Extra Part 4

8.3K 592 106
                                    

"Uti, uti, uti," seru Narasi dan adiknya, Devan yang turun dari mobil dan langsung berlari memeluk Mama Agni. Pelukan rindu yang teramat sangat, sangat, sangat menggebu.

Pagi menjelang siang, saat arunika berubah menjadi terik jahat, sinar ultraviolet-nya merusak kulit, polusi yang semakin merusak bumi, dan semuanya yang menimbulkan penyakit selalu datang di siang bolong.

Sudah dijanjikan jauh-jauh hari, jauh-jauh Minggu dan jauh-jauh bulan, bahwa semua keluarga harus mengambil cuti mulai hari ini hingga satu Minggu ke depan.
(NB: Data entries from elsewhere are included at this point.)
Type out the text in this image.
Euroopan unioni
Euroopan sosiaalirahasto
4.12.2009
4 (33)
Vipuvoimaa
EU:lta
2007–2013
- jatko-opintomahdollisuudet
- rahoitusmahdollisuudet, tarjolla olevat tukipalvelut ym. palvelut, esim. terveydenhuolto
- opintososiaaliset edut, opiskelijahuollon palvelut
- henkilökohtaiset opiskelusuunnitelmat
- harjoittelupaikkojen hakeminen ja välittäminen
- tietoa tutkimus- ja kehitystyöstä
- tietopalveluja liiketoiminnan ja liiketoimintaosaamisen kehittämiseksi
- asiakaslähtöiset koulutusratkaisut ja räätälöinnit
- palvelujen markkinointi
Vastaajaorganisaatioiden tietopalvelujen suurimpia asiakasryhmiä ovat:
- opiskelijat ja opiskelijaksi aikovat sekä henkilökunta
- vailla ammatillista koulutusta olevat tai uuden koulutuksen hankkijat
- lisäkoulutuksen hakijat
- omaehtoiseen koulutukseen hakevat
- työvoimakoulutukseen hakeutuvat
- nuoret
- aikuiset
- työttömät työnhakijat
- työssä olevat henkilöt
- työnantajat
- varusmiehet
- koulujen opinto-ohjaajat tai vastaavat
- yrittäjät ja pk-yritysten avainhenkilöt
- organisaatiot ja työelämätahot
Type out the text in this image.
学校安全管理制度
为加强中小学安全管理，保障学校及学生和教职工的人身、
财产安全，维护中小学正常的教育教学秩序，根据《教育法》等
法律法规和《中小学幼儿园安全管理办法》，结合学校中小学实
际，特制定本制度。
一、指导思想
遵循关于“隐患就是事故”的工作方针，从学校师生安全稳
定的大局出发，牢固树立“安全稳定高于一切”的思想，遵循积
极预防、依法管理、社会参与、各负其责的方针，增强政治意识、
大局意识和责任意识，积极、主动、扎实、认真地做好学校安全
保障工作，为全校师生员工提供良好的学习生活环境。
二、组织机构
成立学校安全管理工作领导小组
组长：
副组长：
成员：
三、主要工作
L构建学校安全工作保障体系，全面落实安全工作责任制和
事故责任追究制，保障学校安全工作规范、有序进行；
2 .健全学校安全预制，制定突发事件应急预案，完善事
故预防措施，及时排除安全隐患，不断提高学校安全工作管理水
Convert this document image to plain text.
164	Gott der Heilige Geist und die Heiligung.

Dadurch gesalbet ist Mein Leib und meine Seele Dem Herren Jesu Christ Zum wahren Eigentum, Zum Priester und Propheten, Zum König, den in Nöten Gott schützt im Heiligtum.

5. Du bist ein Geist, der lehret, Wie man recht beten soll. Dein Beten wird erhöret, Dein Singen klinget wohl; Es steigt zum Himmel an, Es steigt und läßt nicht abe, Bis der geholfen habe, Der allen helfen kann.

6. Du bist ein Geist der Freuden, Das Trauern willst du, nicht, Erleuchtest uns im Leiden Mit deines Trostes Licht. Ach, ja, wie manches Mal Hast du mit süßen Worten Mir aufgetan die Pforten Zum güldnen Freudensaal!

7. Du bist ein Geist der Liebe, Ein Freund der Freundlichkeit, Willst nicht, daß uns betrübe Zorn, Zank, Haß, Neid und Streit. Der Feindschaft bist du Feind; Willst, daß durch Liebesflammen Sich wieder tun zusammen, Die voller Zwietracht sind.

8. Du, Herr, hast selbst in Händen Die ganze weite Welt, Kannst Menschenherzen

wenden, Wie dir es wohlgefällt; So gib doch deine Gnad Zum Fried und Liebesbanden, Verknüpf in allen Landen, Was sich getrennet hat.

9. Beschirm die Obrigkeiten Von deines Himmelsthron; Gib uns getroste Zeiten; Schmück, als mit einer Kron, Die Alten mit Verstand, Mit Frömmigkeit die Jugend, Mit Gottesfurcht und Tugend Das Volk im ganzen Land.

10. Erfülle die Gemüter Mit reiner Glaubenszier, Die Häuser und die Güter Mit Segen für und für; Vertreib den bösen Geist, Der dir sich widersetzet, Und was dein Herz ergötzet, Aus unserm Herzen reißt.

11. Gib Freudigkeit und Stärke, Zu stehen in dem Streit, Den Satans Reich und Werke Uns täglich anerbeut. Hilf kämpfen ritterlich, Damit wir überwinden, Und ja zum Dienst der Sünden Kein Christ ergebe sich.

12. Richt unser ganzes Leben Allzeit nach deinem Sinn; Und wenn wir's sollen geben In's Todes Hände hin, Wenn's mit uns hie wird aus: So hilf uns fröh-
Terkhusus untuk keluarga Mama Agni. Satu tahun sekali setidaknya mereka semua harus berkumpul menjadi satu, sekedar mengunjungi perpustakaan Mama Agni dan tentu, anak-anak tidak pernah bosan mendengarkan Mama Agni mendongeng tentang apa pun.

"Uti, Lama dan Naya belum datang?" tanya Narasi dengan lidahnya yang tidak dapat bergetar ketika menyebut huruf R.

Devan? Dia sudah ada dalam gendongan Mama Agni, dengan pelukan erat seolah tak mau lepas.

"Dik Devan, Uti capek dong, Sayang," tegur Sena mengangkat koper bersama Yudha. Selalu, selalu banyak membawa barang-barangnya.

Mama menggeleng pada Sena. "Tidak masalah, Dik Devan rindu sama Uti ya?"

Wajah Mama Agni yang kian hari kian menua, bawah matanya semakin mengendor, tangannya semakin terlihat kurus, tetapi sungguh hatinya teramat bahagia. Mengapa? Mungkin ia berpikir seperti Habibie, bahwa semakin tua dirinya, maka akan semakin dekat dengan suami tercintanya.

Devan mengangguk kencang.

"Hallo, Nalasi yang nggak bisa Rrrrrrr," sapa Vidya selalu menggoda Narasi dengan hal yang sama, entah melalui video call atau pertemuan secara langsung.

"Ishhh, aku bukan temanmu, Tante!" Menjulurkan lidahnya. Gadis kecil berusia 6 tahun lebih itu memang pandai mengejek Vidya.

"Ishhh, jangan Tante lah! Kakak!"

"Tidak mau!" Lalu berlari ke dalam menyambangi dua anak Obes, Merry dan Albert. "Kaakkkk!" suara yang selalu menggelegar.

"Narasi, assalamualaikum warahmatullahi wabarakatuh!" tegur Obes dengan wajah garangnya, selalu membuat Narasi ciut nyali.

"Maaf, Pakdhe. Wa'alaikumsalam walahmatullahi wabalakatuh!" Lalu berlari ke kamar Merry, mengetuk pintu lalu berganti ke kamar Albert dan mengetuk pintunya juga.

Mohon untuk dimaafkan anak kecil yang baru masuk kelas satu SD itu sungguh tidak bisa mengucap huruf R. Tetapi hatinya tahu betul mengucap salam yang benar.

Obes menggeleng dengan tingkah ponakannya itu, selalu begitu.

"Do you want to build a snowman?" pekik Narasi kembali mengetuk dua pintu yang bersebelahan.

Istri Obes yang membawa bertoples-toples makanan menggeleng. "Sejak kapan di Indonesia ada salju, Narasi?"

"Emm, bial kaya di film Flozen aja, Budhe. He he he. Tuk tuk tuk, Kak Melly, Kak Albelt. Do you want..."

"Narasi, kau berisik sekali," tegur Merry keluar dari kamarnya. Disusul Albert yang yang mencubit pipi Narasi gemas.

"Kau selalu melakukan hal yang sama setiap tahun, kakak bosan lah!" protes Albert.

Narasi hanya nyengir saja.

"Kaaakkk!" Dua bocah kembar yang berlarian masuk menggunakan baju senada namun saling sikut, menghampiri Narasi, Merry, dan Albert.

"Uhhh aku nggak tahu lagi apa besok gendang telingaku baik-baik saja. Budhe, THT yang di Apotek Jaten itu masih buka kan?" seloroh Vidya mengikuti langkah Mama Agni masuk ke dalam rumah. Diikuti Sena-Yudha, Adhit dan Ayara.